Mask of the Devil
(Skol Records 2014)
You wouldn’t expect an electrifying classic metal band to emerge from the heavy metal wasteland of Kentucky, but that’s exactly what happened in the case of Savage Master. The female-fronted five-piece attracted the attention of Polish metal guru Bart Gabriel, who promptly snapped them up to his Skol Records label. The debut album, ‘Mask of the Devil,’ was released late last year to widespread acclaim in the European metal underground. Contributing to the intrigue was the band’s over-the-top occult imagery and lyricism, as well as the band’s unconventional appearance. Vocalist Stacey Savage wears leather and chains, but her male bandmates conceal their visages with black hoods and are decked out from head to toe in black like executioners. Some may dismiss that image as gimmicky, but hey, sometimes even the most talented bands need an extra “something” to make them stand out from the pack, especially when they hail from a metal backwater like Louisville. (I’m not insulting Kentucky, by the way, nor could I. Hell, I live in Alabama.)

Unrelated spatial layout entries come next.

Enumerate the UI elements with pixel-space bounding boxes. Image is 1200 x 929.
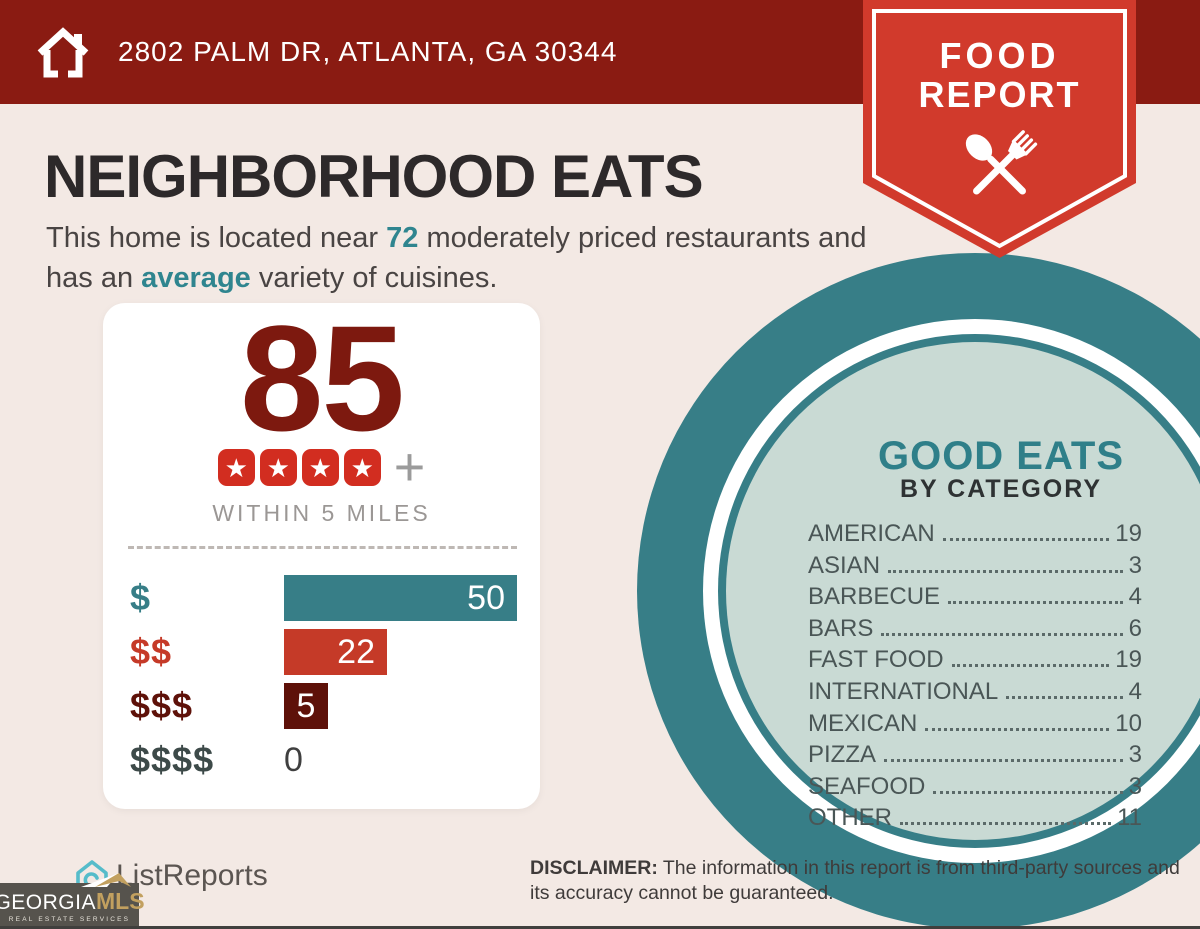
variety-highlight: average bbox=[141, 262, 251, 295]
georgiamls-wordmark: GEORGIAMLS bbox=[0, 887, 145, 914]
category-value: 19 bbox=[1115, 520, 1142, 547]
category-row: INTERNATIONAL 4 bbox=[808, 678, 1142, 710]
category-value: 3 bbox=[1128, 551, 1142, 579]
disclaimer: DISCLAIMER: The information in this repo… bbox=[530, 856, 1190, 907]
page-title: NEIGHBORHOOD EATS bbox=[44, 143, 704, 210]
food-report-badge: FOOD REPORT bbox=[863, 0, 1136, 258]
category-value: 4 bbox=[1128, 677, 1142, 705]
price-row-bar: 50 bbox=[284, 575, 517, 621]
category-name: AMERICAN bbox=[808, 520, 935, 547]
category-name: OTHER bbox=[808, 804, 892, 832]
dashed-divider bbox=[128, 546, 517, 549]
star-icon: ★ bbox=[343, 449, 381, 486]
price-row-value: 0 bbox=[284, 740, 303, 779]
category-list: AMERICAN 19 ASIAN 3 BARBECUE 4 BARS 6 FAST FOOD 1… bbox=[808, 520, 1142, 836]
price-row: $$$ 5 bbox=[130, 683, 540, 729]
dotted-leader bbox=[933, 790, 1123, 794]
dotted-leader bbox=[881, 632, 1123, 636]
page-subtitle: This home is located near 72 moderately … bbox=[46, 218, 867, 298]
price-row-label: $ bbox=[130, 577, 152, 618]
bottom-edge-strip bbox=[0, 926, 1200, 929]
disclaimer-text: The information in this report is from t… bbox=[530, 857, 1180, 905]
dotted-leader bbox=[888, 569, 1123, 573]
category-name: INTERNATIONAL bbox=[808, 677, 999, 705]
price-row: $50 bbox=[130, 575, 540, 621]
category-value: 4 bbox=[1128, 583, 1142, 611]
good-eats-subtitle: BY CATEGORY bbox=[899, 475, 1103, 503]
category-row: FAST FOOD 19 bbox=[808, 646, 1142, 678]
category-row: BARBECUE 4 bbox=[808, 583, 1142, 615]
georgiamls-logo: GEORGIAMLS REAL ESTATE SERVICES bbox=[0, 873, 145, 929]
category-value: 3 bbox=[1128, 741, 1142, 769]
star-icon: ★ bbox=[301, 449, 339, 486]
price-row-label: $$ bbox=[130, 631, 173, 672]
category-name: BARS bbox=[808, 614, 874, 642]
dotted-leader bbox=[942, 538, 1110, 541]
category-name: FAST FOOD bbox=[808, 646, 944, 674]
price-row-bar: 5 bbox=[284, 683, 328, 729]
plus-icon: + bbox=[393, 437, 426, 497]
dotted-leader bbox=[900, 822, 1112, 826]
subtitle-text: moderately priced restaurants and bbox=[418, 222, 867, 254]
category-name: BARBECUE bbox=[808, 583, 941, 611]
radius-label: WITHIN 5 MILES bbox=[212, 500, 431, 526]
home-icon bbox=[37, 27, 89, 78]
restaurant-count: 72 bbox=[386, 222, 419, 254]
category-row: BARS 6 bbox=[808, 615, 1142, 647]
subtitle-text: This home is located near bbox=[46, 222, 387, 254]
subtitle-text: variety of cuisines. bbox=[250, 262, 498, 295]
score-card: 85 ★ ★ ★ ★ + WITHIN 5 MILES $50 $$ 22 $$$ 5 $$$$ 0 bbox=[103, 303, 540, 809]
price-row-value: 50 bbox=[467, 578, 505, 617]
property-address: 2802 PALM DR, ATLANTA, GA 30344 bbox=[118, 36, 618, 67]
good-eats-title: GOOD EATS bbox=[877, 434, 1125, 478]
circle-fill bbox=[726, 342, 1200, 840]
spoon-fork-icon bbox=[965, 130, 1038, 195]
category-row: AMERICAN 19 bbox=[808, 520, 1142, 552]
price-level-chart: $50 $$ 22 $$$ 5 $$$$ 0 bbox=[130, 575, 540, 791]
dotted-leader bbox=[925, 727, 1110, 731]
category-row: SEAFOOD 3 bbox=[808, 773, 1142, 805]
price-row: $$ 22 bbox=[130, 629, 540, 675]
georgiamls-tagline: REAL ESTATE SERVICES bbox=[8, 915, 131, 923]
badge-inner-border bbox=[872, 9, 1127, 249]
category-value: 10 bbox=[1115, 709, 1142, 737]
listreports-wordmark: ListReports bbox=[116, 859, 268, 892]
dotted-leader bbox=[948, 601, 1123, 605]
badge-shape bbox=[863, 0, 1136, 258]
category-row: ASIAN 3 bbox=[808, 552, 1142, 584]
category-name: ASIAN bbox=[808, 551, 881, 579]
dotted-leader bbox=[951, 664, 1110, 668]
disclaimer-label: DISCLAIMER: bbox=[530, 857, 658, 879]
star-icon: ★ bbox=[259, 449, 297, 486]
category-value: 6 bbox=[1128, 614, 1142, 642]
star-rating: ★ ★ ★ ★ + bbox=[103, 437, 540, 497]
price-row: $$$$ 0 bbox=[130, 737, 540, 783]
price-row-value: 22 bbox=[337, 632, 375, 671]
category-value: 3 bbox=[1128, 772, 1142, 800]
category-name: PIZZA bbox=[808, 741, 877, 769]
subtitle-text: has an bbox=[46, 262, 142, 295]
category-row: MEXICAN 10 bbox=[808, 710, 1142, 742]
georgiamls-roof-icon bbox=[81, 873, 131, 887]
price-row-label: $$$$ bbox=[130, 739, 215, 780]
category-name: MEXICAN bbox=[808, 709, 918, 737]
category-name: SEAFOOD bbox=[808, 772, 926, 800]
price-row-bar: 22 bbox=[284, 629, 387, 675]
food-score: 85 bbox=[240, 294, 405, 462]
category-row: OTHER 11 bbox=[808, 804, 1142, 836]
badge-line1: FOOD bbox=[940, 35, 1060, 76]
dotted-leader bbox=[884, 759, 1123, 763]
price-row-label: $$$ bbox=[130, 685, 194, 726]
star-icon: ★ bbox=[217, 449, 255, 486]
category-row: PIZZA 3 bbox=[808, 741, 1142, 773]
badge-line2: REPORT bbox=[918, 74, 1080, 115]
price-row-value: 5 bbox=[296, 686, 316, 725]
category-value: 11 bbox=[1117, 804, 1142, 832]
category-value: 19 bbox=[1115, 646, 1142, 674]
dotted-leader bbox=[1006, 695, 1123, 699]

Let’s be clear: ‘Mask of the Devil’ is a potent, raw slab of uncompromising old-school heavy metal. The first thing that jumps out at the listener is Savage’s abrasive voice, which bears more than a passing resemblance to Tim Baker of Cirith Ungol fame. The next thing you notice is the delightfully murky and musty sound job, which dovetails nicely with the raw, in-your-face performances and take-no-prisoners songwriting. Savage Master aren’t out to wow you with their finesse or musical virtuosity. The 8 songs clock in at a lean 29 minutes, with no frills, no fat, no wasted moments. Instead, Savage Master’s objective on this album is to bludgeon you over the head, convert you to their cause of darkness and evil, and send you on your way with a smile on your face. And it works. ‘Mask of the Devil’ is an enjoyable, undiluted listen that doesn’t overstay its welcome or belabor the limited musical and lyrical themes on display. It has a certain purity and (for all its sinister imagery) innocence that makes it easy to understand why Savage Master have captured the imaginations of many in the heavy metal underworld, earning the band invitations to prestigious festivals such as Chicago’s Ragnarokkr Fest and Germany’s legendary Keep It True.
The flipside, of course, is that ‘Mask of the Devil’ is an album that could be easily shredded by a listener who doesn’t buy into Savage Master’s concept (I originally wrote “schtick,” but that cheapens it too much, as I really think the band are being sincere rather than ironic). I get that, and would love to see the band expand and refine its musical attack somewhat next time around. For now, however, count me in the category of those who are charmed by ‘Mask of the Devil.’ As of this writing, I am less than 72 hours from my first live encounter with Savage Master in Chicago. My strong suspicion is that this band will elevate all of this material significantly on the stage. I can’t wait to find out!